The meeting in Nasiriyah was the first since the launch of the war on March 20 and was billed as a major step forward in the search for a new Iraqi leadership. But the man tipped to become Iraq's next leader, Ahmad Chalabi, head of the US-backed Iraqi National Congress, was not due to attend.
Iraq's leading Shiite Muslim opposition group was also boycotting the talks, amid distrust over the US role and division over who should lead Iraq. Abdul Aziz al-Hakim told a press conference here that "we will not participate at the meeting in Nasiriyah, and we have told that to the Americans and to other countries."
"What is most important in our view is independence," he said. "We refuse to put ourselves under the thumb of the Americans or any other country, because that is not in the Iraqis' interests."
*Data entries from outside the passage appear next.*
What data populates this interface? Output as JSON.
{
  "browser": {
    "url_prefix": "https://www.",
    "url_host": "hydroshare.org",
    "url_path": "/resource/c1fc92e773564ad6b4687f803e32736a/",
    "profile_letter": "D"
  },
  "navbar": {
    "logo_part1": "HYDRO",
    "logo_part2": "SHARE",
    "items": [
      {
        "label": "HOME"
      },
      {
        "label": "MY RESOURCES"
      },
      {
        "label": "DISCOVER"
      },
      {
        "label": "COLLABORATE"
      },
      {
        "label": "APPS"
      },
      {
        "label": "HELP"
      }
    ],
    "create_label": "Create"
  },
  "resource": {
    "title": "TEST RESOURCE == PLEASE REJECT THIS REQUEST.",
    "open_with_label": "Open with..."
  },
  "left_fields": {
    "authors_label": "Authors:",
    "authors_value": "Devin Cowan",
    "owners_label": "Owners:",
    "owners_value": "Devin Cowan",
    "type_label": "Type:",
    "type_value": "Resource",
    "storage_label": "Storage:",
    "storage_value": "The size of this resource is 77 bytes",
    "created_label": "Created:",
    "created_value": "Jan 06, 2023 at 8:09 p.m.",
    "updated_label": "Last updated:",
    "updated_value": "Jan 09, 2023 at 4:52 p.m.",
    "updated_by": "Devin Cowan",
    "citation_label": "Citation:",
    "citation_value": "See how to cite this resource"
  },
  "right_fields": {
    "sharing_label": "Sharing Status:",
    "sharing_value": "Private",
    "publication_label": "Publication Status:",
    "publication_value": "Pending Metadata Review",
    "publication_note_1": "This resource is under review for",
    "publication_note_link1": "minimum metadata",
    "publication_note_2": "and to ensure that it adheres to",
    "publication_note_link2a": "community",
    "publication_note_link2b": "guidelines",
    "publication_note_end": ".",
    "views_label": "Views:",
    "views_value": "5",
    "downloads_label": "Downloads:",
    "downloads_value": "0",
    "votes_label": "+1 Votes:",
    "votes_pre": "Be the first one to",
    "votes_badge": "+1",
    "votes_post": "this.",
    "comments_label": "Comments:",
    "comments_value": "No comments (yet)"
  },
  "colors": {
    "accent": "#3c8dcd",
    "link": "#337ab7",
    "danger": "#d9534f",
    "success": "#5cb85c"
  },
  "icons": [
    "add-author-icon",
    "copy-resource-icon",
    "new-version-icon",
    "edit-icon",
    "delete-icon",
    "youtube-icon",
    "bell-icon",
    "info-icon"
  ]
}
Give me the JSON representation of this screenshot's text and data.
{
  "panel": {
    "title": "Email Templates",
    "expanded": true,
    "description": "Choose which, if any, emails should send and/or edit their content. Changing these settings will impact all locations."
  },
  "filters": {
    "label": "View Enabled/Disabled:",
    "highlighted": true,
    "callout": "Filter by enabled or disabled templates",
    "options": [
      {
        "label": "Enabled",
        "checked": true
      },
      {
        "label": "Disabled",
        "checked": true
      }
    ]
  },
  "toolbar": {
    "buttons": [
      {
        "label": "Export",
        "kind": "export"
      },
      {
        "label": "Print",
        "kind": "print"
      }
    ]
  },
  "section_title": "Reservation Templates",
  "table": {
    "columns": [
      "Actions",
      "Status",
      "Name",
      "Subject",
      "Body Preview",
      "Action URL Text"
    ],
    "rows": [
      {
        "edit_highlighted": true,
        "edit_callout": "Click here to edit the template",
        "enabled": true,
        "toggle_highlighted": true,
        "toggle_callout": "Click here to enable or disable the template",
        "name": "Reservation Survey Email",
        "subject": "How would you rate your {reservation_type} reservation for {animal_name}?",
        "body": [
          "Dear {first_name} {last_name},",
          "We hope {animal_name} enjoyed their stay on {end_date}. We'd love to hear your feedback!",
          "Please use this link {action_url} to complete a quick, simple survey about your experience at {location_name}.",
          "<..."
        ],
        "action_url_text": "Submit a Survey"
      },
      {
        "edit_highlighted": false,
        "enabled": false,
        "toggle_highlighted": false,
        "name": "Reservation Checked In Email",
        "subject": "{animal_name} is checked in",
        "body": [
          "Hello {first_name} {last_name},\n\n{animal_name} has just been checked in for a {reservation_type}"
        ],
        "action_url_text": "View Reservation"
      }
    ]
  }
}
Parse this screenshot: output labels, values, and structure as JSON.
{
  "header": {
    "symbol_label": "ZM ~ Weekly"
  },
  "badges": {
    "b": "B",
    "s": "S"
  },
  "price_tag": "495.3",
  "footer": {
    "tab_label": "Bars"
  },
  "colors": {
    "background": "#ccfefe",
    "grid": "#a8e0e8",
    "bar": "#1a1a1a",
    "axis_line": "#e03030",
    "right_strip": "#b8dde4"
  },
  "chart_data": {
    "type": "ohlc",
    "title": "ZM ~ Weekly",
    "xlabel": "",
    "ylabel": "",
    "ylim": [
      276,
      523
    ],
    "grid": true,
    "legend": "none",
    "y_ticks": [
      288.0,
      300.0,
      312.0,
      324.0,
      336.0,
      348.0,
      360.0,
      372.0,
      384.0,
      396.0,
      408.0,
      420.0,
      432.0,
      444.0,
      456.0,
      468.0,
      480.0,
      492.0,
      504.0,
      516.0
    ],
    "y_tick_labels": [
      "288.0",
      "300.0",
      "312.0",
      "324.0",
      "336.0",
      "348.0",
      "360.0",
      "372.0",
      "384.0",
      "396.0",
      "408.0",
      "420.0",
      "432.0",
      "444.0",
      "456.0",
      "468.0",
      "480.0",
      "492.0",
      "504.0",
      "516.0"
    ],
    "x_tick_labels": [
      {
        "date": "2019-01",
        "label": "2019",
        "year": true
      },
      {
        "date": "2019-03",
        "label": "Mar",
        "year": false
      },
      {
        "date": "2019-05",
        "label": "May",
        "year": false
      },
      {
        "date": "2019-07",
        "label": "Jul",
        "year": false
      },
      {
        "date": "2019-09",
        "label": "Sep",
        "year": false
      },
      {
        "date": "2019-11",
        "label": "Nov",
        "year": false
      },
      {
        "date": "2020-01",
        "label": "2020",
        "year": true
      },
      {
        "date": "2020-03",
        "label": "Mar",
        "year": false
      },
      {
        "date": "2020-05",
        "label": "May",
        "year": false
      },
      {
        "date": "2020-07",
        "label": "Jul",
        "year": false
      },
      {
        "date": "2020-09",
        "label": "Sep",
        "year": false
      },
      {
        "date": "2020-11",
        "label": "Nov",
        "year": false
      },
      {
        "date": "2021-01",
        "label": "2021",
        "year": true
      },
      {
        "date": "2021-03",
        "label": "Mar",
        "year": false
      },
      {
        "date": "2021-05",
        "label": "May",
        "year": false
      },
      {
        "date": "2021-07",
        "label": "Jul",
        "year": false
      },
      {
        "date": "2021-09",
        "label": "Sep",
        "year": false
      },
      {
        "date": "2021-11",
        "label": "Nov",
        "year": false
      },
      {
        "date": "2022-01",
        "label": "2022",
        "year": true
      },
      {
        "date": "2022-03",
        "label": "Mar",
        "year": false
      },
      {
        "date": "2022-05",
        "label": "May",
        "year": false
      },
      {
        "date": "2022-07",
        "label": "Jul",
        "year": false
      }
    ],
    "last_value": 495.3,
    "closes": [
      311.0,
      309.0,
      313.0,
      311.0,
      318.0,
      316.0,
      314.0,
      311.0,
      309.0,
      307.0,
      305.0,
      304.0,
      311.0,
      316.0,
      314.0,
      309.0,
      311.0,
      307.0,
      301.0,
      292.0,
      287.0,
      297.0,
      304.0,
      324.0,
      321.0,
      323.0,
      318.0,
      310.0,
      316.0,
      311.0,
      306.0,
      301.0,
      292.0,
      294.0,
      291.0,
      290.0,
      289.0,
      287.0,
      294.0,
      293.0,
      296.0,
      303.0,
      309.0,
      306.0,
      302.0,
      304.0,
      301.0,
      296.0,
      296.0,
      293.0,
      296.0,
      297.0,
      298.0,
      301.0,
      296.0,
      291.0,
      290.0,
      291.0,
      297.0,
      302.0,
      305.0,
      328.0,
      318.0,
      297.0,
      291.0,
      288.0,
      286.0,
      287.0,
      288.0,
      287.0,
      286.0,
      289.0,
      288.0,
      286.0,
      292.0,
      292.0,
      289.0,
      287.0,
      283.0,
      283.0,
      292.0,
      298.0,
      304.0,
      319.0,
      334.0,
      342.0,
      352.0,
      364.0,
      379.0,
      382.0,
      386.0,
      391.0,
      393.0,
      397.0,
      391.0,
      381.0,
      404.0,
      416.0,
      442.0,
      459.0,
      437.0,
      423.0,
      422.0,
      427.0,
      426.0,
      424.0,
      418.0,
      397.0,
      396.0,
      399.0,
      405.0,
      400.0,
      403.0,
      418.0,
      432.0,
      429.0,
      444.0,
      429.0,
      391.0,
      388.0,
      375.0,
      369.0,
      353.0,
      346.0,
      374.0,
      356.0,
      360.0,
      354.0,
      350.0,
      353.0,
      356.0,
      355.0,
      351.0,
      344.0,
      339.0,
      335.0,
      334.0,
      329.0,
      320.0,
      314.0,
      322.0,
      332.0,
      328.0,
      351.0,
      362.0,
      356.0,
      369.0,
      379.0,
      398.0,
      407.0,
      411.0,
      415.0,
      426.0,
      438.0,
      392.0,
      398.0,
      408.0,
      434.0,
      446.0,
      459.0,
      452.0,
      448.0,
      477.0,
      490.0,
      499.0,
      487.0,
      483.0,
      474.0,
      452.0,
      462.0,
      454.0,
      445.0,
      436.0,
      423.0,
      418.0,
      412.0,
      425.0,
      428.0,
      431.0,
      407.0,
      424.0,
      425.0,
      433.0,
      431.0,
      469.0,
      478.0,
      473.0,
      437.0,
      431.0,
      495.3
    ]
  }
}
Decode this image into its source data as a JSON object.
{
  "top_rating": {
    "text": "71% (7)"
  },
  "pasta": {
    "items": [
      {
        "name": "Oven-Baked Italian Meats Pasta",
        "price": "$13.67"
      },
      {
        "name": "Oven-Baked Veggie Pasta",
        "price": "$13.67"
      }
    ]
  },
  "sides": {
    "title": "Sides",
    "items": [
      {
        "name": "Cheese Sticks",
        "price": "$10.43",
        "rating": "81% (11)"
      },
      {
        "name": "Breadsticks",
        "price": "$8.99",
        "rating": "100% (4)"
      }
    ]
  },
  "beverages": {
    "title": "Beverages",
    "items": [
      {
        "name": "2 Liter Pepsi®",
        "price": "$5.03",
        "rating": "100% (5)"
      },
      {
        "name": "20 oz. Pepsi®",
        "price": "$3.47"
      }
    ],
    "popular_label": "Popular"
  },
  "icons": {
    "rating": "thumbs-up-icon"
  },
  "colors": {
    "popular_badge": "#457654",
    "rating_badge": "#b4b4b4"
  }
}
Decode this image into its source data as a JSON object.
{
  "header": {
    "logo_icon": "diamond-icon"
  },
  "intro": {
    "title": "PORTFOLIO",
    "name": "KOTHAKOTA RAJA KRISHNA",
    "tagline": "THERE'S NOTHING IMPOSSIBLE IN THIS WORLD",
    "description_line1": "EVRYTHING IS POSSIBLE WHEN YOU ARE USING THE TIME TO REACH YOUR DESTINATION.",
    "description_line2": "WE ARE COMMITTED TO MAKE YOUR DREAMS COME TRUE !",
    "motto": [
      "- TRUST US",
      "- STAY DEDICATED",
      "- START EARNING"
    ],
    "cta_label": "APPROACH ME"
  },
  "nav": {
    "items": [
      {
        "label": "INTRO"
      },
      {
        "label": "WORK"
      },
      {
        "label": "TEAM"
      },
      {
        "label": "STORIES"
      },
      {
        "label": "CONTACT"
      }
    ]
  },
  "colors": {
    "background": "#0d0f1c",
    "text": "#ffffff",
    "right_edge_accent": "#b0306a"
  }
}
Chalabi, who has insisted he is not a candidate for a post in the interim administration to be run by retired US general Jay Garner, planned to send a representative.
Dozens of representatives from Iraq's opposition groups, including those formerly in exile, were said to be invited although no official list was given.
The talks sparked a demonstration estimated by journalists to number some 20,000 people, led by religious figures. "Yes to freedom ... Yes to Islam ... No to America, No to Saddam," the crowd chanted in the center of the city.